I have an Oracle procedure called P_CREATE_USER. It takes a single varchar2 parameter:
create or replace PROCEDURE
P_CREATE_USER (P_USERID varchar2)
...
I can run this from Oracle as EXEC P_CREATE_USER('MyUserId')
We have the Oracle server linked to our SQL Server.
I've tried:
EXECUTE('P_CREATE_USER(''MyUserId'')') AT ORACLE_SERVER
For my trouble, I get:
OLE DB provider "OraOLEDB.Oracle" for linked server "ORACLE_SERVER" returned message "ORA-00900: invalid SQL statement".
Msg 7215, Level 17, State 1, Line 1
Could not execute statement on remote server 'ORACLE_SERVER'.
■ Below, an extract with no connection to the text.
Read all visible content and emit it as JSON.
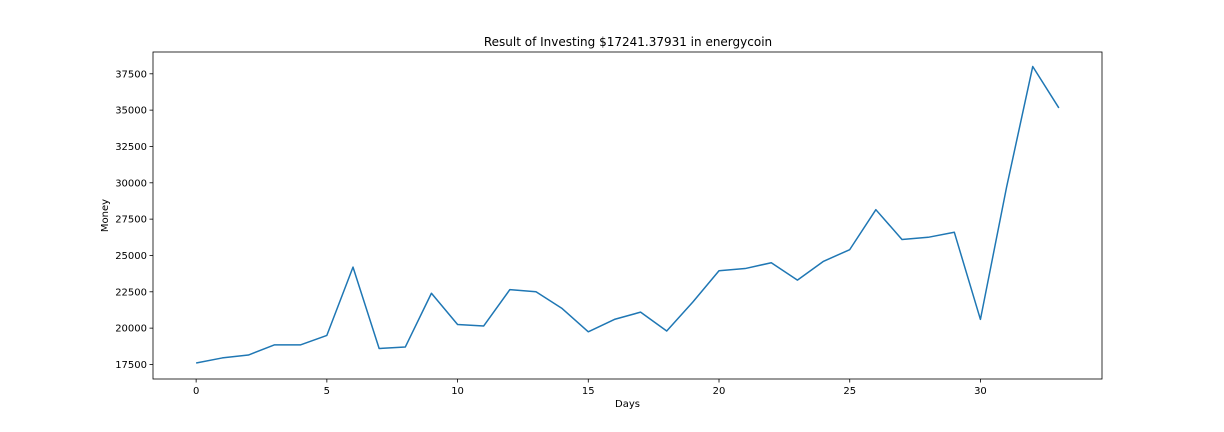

I have tried a number of variants, using a space between P_CREATE_USER and the parameter instead of parenthesis. I've tried using @P_USERID=''MyUserId''. I have no problem running parameterless procedures this way, but I can't see to figure out how to pass a string...
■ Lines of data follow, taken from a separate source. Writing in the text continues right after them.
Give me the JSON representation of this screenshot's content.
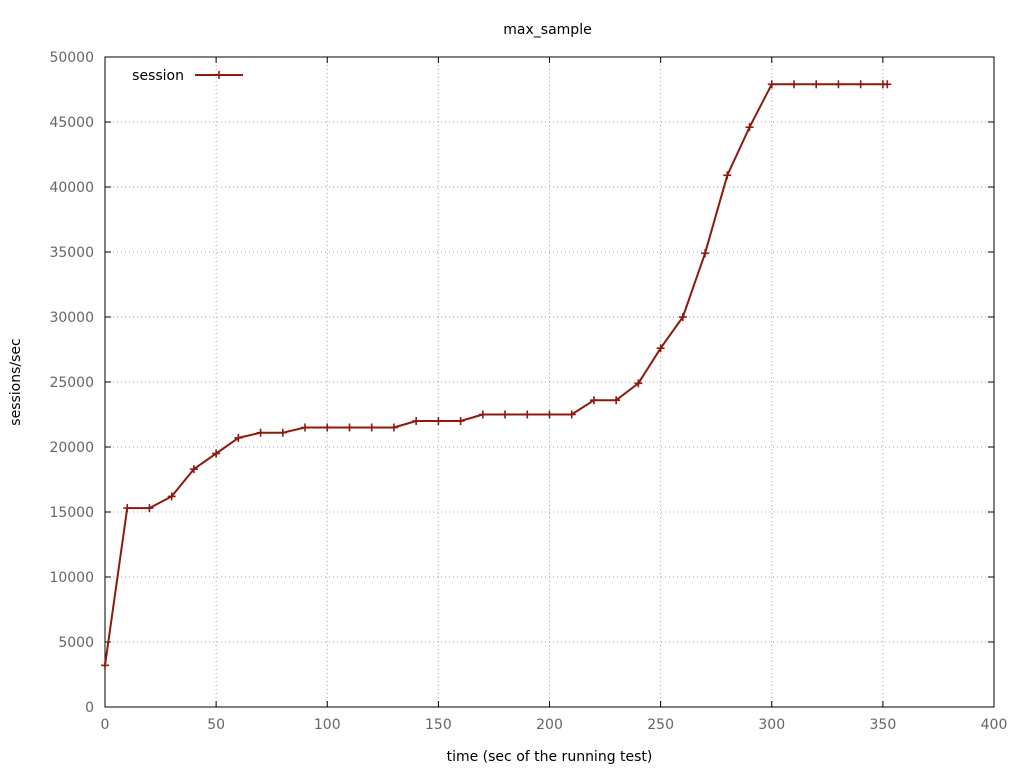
{
  "chart_data": {
    "type": "line",
    "title": "max_sample",
    "xlabel": "time (sec of the running test)",
    "ylabel": "sessions/sec",
    "xlim": [
      0,
      400
    ],
    "ylim": [
      0,
      50000
    ],
    "x_ticks": [
      0,
      50,
      100,
      150,
      200,
      250,
      300,
      350,
      400
    ],
    "y_ticks": [
      0,
      5000,
      10000,
      15000,
      20000,
      25000,
      30000,
      35000,
      40000,
      45000,
      50000
    ],
    "grid": true,
    "legend_position": "top-left",
    "series": [
      {
        "name": "session",
        "color": "#8b1a10",
        "marker": "plus",
        "x": [
          0,
          10,
          20,
          30,
          40,
          50,
          60,
          70,
          80,
          90,
          100,
          110,
          120,
          130,
          140,
          150,
          160,
          170,
          180,
          190,
          200,
          210,
          220,
          230,
          240,
          250,
          260,
          270,
          280,
          290,
          300,
          310,
          320,
          330,
          340,
          350,
          352
        ],
        "y": [
          3200,
          15300,
          15300,
          16200,
          18300,
          19500,
          20700,
          21100,
          21100,
          21500,
          21500,
          21500,
          21500,
          21500,
          22000,
          22000,
          22000,
          22500,
          22500,
          22500,
          22500,
          22500,
          23600,
          23600,
          24900,
          27600,
          30000,
          34900,
          40900,
          44600,
          47900,
          47900,
          47900,
          47900,
          47900,
          47900,
          47900
        ]
      }
    ]
  }
}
Update: The UserId used for the linked server has permissions to run this procedure and can run it directly from Oracle. This is not a permissions issue. As best I can tell, the parameter is the only thing causing a problem.
create or replace procedure P_CREATE_USER_test as puserid varchar2(30):='MyUserId'; begin P_CREATE_USER(puserid); end;and call it from ms sql and see what happens.